Jason Pridmore’s Star School offered two-up rides around the track.

Hang On

Jason Pridmore’s Star School offered two-up rides around the track.Photo courtesy of CaliPhotography

Aside from regular track day activities, there were also one-on-one instruction sessions available for purchase from Racers Edge, two-up rides offered by Jason Pridmore’s Star School, and demo bikes available to try for free from Yamaha School of Champions. Also, many attendees brought their mini bikes and set up an impromptu cone course in the parking lot, and allowed anyone on site to ride them. All the companies on site were offering their services either free of charge or with proceeds benefiting the Unforgettables.
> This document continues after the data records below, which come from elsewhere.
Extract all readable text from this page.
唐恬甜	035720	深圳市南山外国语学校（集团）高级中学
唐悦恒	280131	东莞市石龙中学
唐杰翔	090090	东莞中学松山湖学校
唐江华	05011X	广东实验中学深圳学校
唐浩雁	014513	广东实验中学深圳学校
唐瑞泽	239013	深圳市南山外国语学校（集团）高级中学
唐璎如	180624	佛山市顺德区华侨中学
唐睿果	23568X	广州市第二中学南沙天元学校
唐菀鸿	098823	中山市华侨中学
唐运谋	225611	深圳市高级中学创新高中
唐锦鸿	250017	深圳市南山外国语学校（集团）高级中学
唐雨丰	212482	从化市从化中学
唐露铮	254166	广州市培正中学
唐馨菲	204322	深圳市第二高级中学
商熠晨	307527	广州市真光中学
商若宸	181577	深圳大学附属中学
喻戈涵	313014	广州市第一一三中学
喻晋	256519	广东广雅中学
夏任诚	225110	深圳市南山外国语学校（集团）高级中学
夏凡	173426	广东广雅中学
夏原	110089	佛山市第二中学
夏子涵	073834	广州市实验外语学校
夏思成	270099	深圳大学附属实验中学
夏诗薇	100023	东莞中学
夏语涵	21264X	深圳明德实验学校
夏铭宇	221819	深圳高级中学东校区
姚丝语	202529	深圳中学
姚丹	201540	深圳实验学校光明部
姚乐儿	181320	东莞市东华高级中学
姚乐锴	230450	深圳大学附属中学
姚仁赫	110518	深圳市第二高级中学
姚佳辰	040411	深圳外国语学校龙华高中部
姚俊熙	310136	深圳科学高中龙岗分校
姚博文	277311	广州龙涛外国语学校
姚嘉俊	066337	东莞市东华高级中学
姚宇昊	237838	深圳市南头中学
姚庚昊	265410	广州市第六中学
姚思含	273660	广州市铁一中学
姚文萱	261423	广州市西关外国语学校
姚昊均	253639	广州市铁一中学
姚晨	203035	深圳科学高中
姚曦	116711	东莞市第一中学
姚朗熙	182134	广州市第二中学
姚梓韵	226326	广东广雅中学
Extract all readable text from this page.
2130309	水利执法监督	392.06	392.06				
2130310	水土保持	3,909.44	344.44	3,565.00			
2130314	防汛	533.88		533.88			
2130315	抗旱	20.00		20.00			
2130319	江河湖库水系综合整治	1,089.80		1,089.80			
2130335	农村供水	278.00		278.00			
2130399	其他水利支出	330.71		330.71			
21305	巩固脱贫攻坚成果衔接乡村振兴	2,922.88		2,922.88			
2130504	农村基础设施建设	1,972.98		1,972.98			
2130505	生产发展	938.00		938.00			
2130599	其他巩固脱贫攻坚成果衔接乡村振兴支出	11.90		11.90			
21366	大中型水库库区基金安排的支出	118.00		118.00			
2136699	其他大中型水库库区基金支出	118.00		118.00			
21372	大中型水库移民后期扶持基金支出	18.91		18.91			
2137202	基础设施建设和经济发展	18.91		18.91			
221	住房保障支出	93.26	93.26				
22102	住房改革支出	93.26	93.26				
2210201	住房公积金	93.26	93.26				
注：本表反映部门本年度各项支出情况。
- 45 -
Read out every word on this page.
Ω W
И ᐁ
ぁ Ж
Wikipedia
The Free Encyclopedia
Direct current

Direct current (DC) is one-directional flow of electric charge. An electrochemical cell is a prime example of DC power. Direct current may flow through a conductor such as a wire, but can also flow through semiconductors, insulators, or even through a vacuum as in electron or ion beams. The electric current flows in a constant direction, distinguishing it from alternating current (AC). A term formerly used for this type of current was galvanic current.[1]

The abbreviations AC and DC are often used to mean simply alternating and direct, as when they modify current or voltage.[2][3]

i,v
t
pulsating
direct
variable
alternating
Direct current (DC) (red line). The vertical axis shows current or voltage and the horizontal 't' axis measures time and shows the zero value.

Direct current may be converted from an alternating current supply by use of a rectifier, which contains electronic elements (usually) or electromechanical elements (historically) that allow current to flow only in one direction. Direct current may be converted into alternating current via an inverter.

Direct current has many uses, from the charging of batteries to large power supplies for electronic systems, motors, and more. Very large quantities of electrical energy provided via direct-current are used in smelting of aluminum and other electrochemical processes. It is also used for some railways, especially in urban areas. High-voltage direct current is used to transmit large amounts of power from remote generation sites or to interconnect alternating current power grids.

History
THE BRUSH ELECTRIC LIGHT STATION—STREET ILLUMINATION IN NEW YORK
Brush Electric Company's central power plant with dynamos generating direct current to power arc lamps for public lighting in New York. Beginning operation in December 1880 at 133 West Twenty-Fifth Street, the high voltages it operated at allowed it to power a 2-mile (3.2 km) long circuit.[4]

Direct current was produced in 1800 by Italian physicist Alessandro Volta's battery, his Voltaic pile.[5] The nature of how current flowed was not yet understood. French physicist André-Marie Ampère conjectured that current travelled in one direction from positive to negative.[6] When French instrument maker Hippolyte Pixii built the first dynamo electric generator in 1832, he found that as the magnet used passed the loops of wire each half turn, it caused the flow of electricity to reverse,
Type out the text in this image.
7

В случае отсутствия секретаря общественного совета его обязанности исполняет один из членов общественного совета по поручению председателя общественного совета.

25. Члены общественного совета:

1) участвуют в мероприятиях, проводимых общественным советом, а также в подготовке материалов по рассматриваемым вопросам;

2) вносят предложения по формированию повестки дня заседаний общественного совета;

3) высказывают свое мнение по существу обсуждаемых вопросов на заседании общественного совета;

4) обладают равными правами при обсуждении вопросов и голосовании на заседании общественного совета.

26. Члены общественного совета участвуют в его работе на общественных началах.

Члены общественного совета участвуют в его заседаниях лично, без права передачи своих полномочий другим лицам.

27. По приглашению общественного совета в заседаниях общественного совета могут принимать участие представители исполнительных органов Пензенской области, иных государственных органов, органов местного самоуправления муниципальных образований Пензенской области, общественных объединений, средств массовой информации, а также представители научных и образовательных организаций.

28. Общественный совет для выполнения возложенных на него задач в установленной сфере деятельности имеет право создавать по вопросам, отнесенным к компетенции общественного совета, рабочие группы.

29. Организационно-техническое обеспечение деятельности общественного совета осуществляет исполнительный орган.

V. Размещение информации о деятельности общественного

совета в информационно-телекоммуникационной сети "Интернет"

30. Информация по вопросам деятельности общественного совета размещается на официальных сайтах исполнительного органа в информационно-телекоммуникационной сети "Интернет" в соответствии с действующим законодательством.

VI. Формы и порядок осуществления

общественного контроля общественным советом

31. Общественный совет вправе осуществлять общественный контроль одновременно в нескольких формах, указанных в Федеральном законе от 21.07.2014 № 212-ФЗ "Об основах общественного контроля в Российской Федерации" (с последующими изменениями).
What I realize about the atmosphere at Femmewalla is this: it’s mostly just like any other track day. Except that instead of showing up and feeling like an outlier I was just like all the other riders who showed up to ride. But just like any other track day, there are personalities of all types. People I connected with, some I didn’t. Honestly, there were simply more women there than I could possibly have time to chat with. But the point is Femmewalla creates an environment where women get to experience a track day the way guys do every other day of the year. A woman can show up to Femmewalla with her bike and not be treated like an anomaly that must be ogled at or, just as bad, an unwelcome distraction. She can just be a rider, doing a track day because she loves to ride. And that is a beautiful thing.